Ugh... buying the SC for emulation, as I said before, is kinda pointless. I mean it's great that you have another device in case the EZ-IV fails, but the emulation thing is silly simply because the built-in emulators are nothing more than built-in versions of publicly-available emulators, and they're often out of date.
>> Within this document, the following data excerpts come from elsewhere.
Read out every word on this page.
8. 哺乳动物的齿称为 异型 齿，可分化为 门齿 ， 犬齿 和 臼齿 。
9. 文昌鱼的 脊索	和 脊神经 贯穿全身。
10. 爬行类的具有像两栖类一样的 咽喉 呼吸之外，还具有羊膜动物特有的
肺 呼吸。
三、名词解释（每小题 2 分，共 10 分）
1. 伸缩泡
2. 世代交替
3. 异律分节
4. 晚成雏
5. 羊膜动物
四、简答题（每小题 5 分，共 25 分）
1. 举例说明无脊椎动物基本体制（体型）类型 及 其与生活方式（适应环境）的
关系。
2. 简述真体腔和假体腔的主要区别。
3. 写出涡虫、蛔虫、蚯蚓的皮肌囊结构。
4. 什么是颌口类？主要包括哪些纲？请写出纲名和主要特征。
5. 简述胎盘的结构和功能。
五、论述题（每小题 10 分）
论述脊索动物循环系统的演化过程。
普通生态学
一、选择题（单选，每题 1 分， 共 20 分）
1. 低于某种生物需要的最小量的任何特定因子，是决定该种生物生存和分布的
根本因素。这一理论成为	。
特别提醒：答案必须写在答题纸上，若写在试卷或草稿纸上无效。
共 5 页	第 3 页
Here's what happens normally, for all other cartridges including the EZ-IV. You download the emulator (using Goomba Color as an example). You run the rom builder, which combines the goomba.gba emulator core with the GB/GBC roms you select. You receive an output *.gba file with everything combined, then you put it on your card and run it. Maybe involving the EZ-IV patcher, I don't know (see the previous link I posted). In the case of Goomba Color, it's as simple as doing a command-line entry of "copy /b goomba.gba + game1.gbc + game2.gbc + game3.gbc outputFile.gba" although for other emulators like PocketNES, there's a tiny bit more magic done behind the scenes that the PocketNES Menu Maker does. It's still essentially nothing more than a binary combination of files.
On the Supercard, you can launch *.nes and *.gb/*gbc files directly from the miniSD card, but all that it's doing is replacing that "copy /b" command and the functions of the PocketNES Menu Maker in realtime. Internally, it adds the rom file to the end of whatever version of the emulator it has built into the firmware, and launches it.
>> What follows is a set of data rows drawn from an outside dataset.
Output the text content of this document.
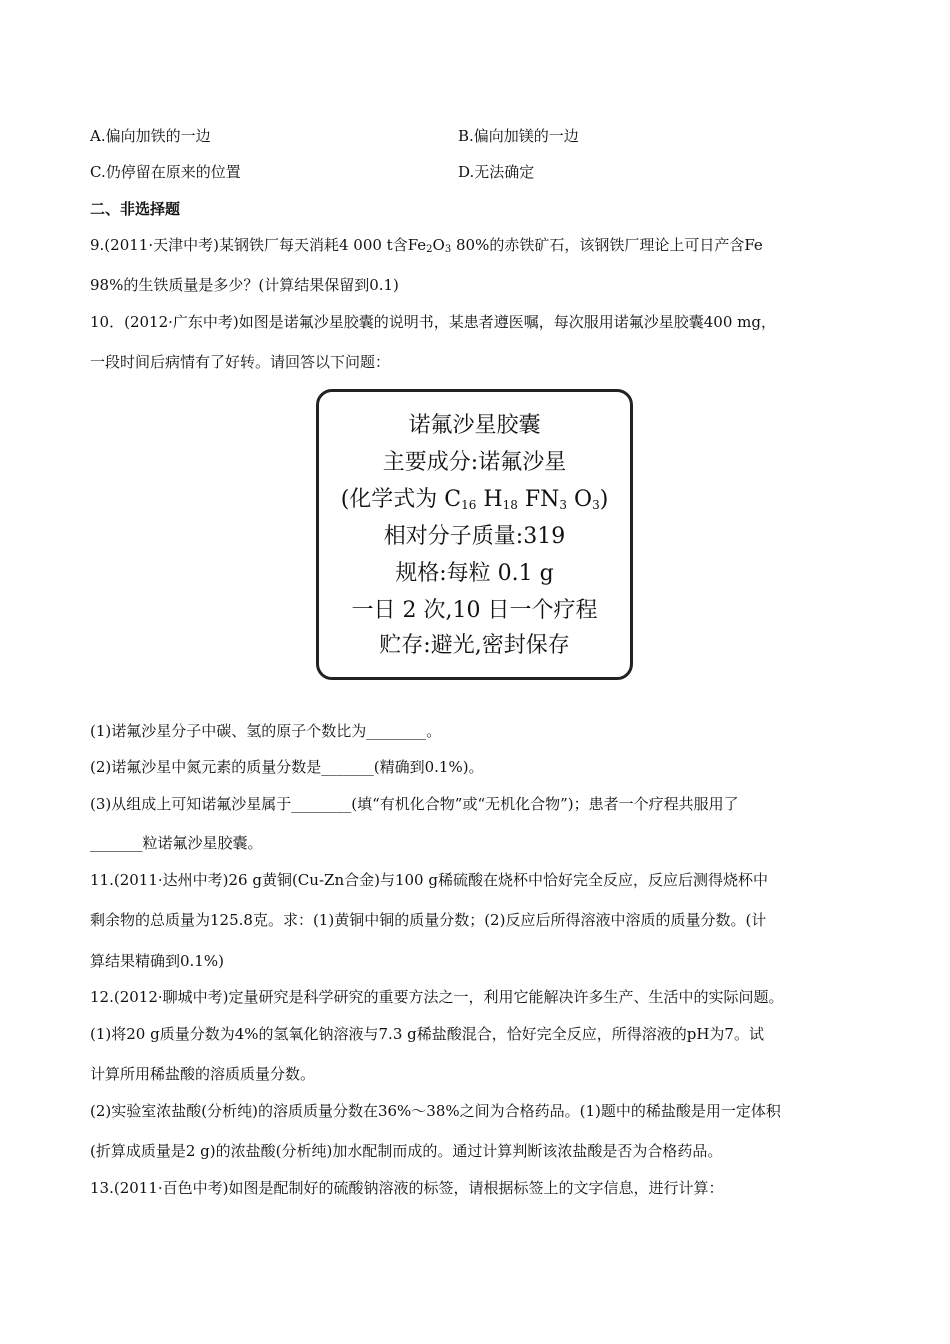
A.偏向加铁的一边	B.偏向加镁的一边
C.仍停留在原来的位置	D.无法确定
二、非选择题
9.(2011·天津中考)某钢铁厂每天消耗4 000 t含$Fe_2O_3$ 80%的赤铁矿石，该钢铁厂理论上可日产含Fe
98%的生铁质量是多少？(计算结果保留到0.1)
10．(2012·广东中考)如图是诺氟沙星胶囊的说明书，某患者遵医嘱，每次服用诺氟沙星胶囊400 mg，
一段时间后病情有了好转。请回答以下问题：
诺氟沙星胶囊
主要成分:诺氟沙星
(化学式为 $C_{16}$ $H_{18}$ $FN_3$ $O_3$)
相对分子质量:319
规格:每粒 0.1 g
一日 2 次,10 日一个疗程
贮存:避光,密封保存
(1)诺氟沙星分子中碳、氢的原子个数比为________。
(2)诺氟沙星中氮元素的质量分数是_______(精确到0.1%)。
(3)从组成上可知诺氟沙星属于________(填“有机化合物”或“无机化合物”)；患者一个疗程共服用了
_______粒诺氟沙星胶囊。
11.(2011·达州中考)26 g黄铜(Cu-Zn合金)与100 g稀硫酸在烧杯中恰好完全反应，反应后测得烧杯中
剩余物的总质量为125.8克。求：(1)黄铜中铜的质量分数；(2)反应后所得溶液中溶质的质量分数。(计
算结果精确到0.1%)
12.(2012·聊城中考)定量研究是科学研究的重要方法之一，利用它能解决许多生产、生活中的实际问题。
(1)将20 g质量分数为4%的氢氧化钠溶液与7.3 g稀盐酸混合，恰好完全反应，所得溶液的pH为7。试
计算所用稀盐酸的溶质质量分数。
(2)实验室浓盐酸(分析纯)的溶质质量分数在36%～38%之间为合格药品。(1)题中的稀盐酸是用一定体积
(折算成质量是2 g)的浓盐酸(分析纯)加水配制而成的。通过计算判断该浓盐酸是否为合格药品。
13.(2011·百色中考)如图是配制好的硫酸钠溶液的标签，请根据标签上的文字信息，进行计算：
The key point is that the Supercard doesn't have special versions of the emulators or anything. It just has built-in versions of PocketNES, Goomba Color, PCE Advance, and SMS Advance. Only the Supercard DS:TWO has anything in the way of original content, with its GBA emulator for the DS.
One final note: know that as a 16-bit system, almost every single program for the GBA
must be less than 32 MB to execute, including emulator compilations. So you can't put the entire NES library into a single *.gba file, for instance. The only exceptions are a few 64 MB "GBA Video" releases that use some unknown-to-us form of bankswitching. On the Supercard, all GBA games are loaded into its 32 MB of PSRAM and executed, and that takes a few seconds, moreso if the *.gba file is larger. On the EZ-IV, files under 16 MB can run from PSRAM in the same way, while anything larger must be loaded to NOR flash. NOR flash takes a lot longer to write to, but it doesn't disappear after powering off like with PSRAM. See
http://www.pockethea...le=NAND_and_NOR for an explanation; it tells it better than I can here. Before things like the Supercard and M3 and EZ-IV came around, NOR was the de-facto standard for all GBA flash carts. It was also expensive. My Flash2Advance Ultra cartridge for instance is purely NOR, and at the time that I bought it, paying $100 for a cartridge with 128 MB of storage space was a steal.
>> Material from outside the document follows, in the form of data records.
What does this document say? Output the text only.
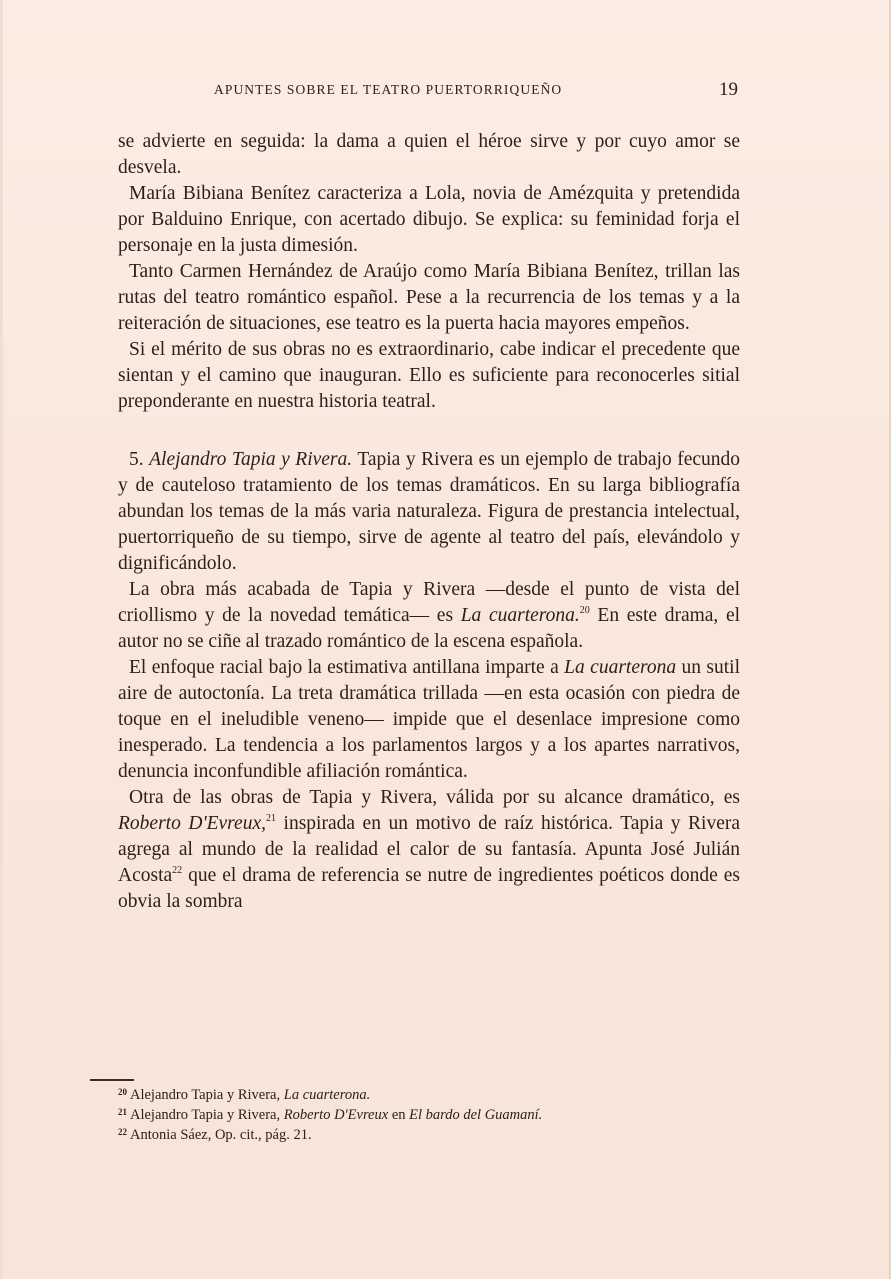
APUNTES SOBRE EL TEATRO PUERTORRIQUEÑO	19

se advierte en seguida: la dama a quien el héroe sirve y por cuyo amor se desvela.

María Bibiana Benítez caracteriza a Lola, novia de Amézquita y pretendida por Balduino Enrique, con acertado dibujo. Se explica: su feminidad forja el personaje en la justa dimesión.

Tanto Carmen Hernández de Araújo como María Bibiana Benítez, trillan las rutas del teatro romántico español. Pese a la recurrencia de los temas y a la reiteración de situaciones, ese teatro es la puerta hacia mayores empeños.

Si el mérito de sus obras no es extraordinario, cabe indicar el precedente que sientan y el camino que inauguran. Ello es suficiente para reconocerles sitial preponderante en nuestra historia teatral.

5. Alejandro Tapia y Rivera. Tapia y Rivera es un ejemplo de trabajo fecundo y de cauteloso tratamiento de los temas dramáticos. En su larga bibliografía abundan los temas de la más varia naturaleza. Figura de prestancia intelectual, puertorriqueño de su tiempo, sirve de agente al teatro del país, elevándolo y dignificándolo.

La obra más acabada de Tapia y Rivera —desde el punto de vista del criollismo y de la novedad temática— es La cuarterona.$^{20}$ En este drama, el autor no se ciñe al trazado romántico de la escena española.

El enfoque racial bajo la estimativa antillana imparte a La cuarterona un sutil aire de autoctonía. La treta dramática trillada —en esta ocasión con piedra de toque en el ineludible veneno— impide que el desenlace impresione como inesperado. La tendencia a los parlamentos largos y a los apartes narrativos, denuncia inconfundible afiliación romántica.

Otra de las obras de Tapia y Rivera, válida por su alcance dramático, es Roberto D'Evreux,$^{21}$ inspirada en un motivo de raíz histórica. Tapia y Rivera agrega al mundo de la realidad el calor de su fantasía. Apunta José Julián Acosta$^{22}$ que el drama de referencia se nutre de ingredientes poéticos donde es obvia la sombra

$^{20}$ Alejandro Tapia y Rivera, La cuarterona.
$^{21}$ Alejandro Tapia y Rivera, Roberto D'Evreux en El bardo del Guamaní.
$^{22}$ Antonia Sáez, Op. cit., pág. 21.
Other GBA things: look into GBA GSM player by Tepples (and his other works) if you want to use the GBA as a music player. The GBA is too weak to decode MP3 files in realtime, so you must use either GSM Player or Music Player Advance, which I personally found annoying to use. Both compress the files and thus have significant audio artifacts, but they work. Also look into GBA JPEG Viewer for image viewing and METEO for very limited video viewing (5-25 minutes depending on the quality, limited by the fact that GBA files can't be larger than 32MB as I said earlier). I can provide a link to the latest version of METEO if you're interested, as it's not widely known in the Internet.
EDIT: I might as well go ahead and link it, even if you don't care. The website is gone, but Archive.org has an old version.
http://web.archive.o...php?p=utilities
EDIT 2: oh wow, reading that page again, I forgot about Boot-O-Matic Advance. It lets you soft-reset to your flash cart's loader in many instances. Quite useful. I run most of my homebrew GBA files through it before putting them on my cart.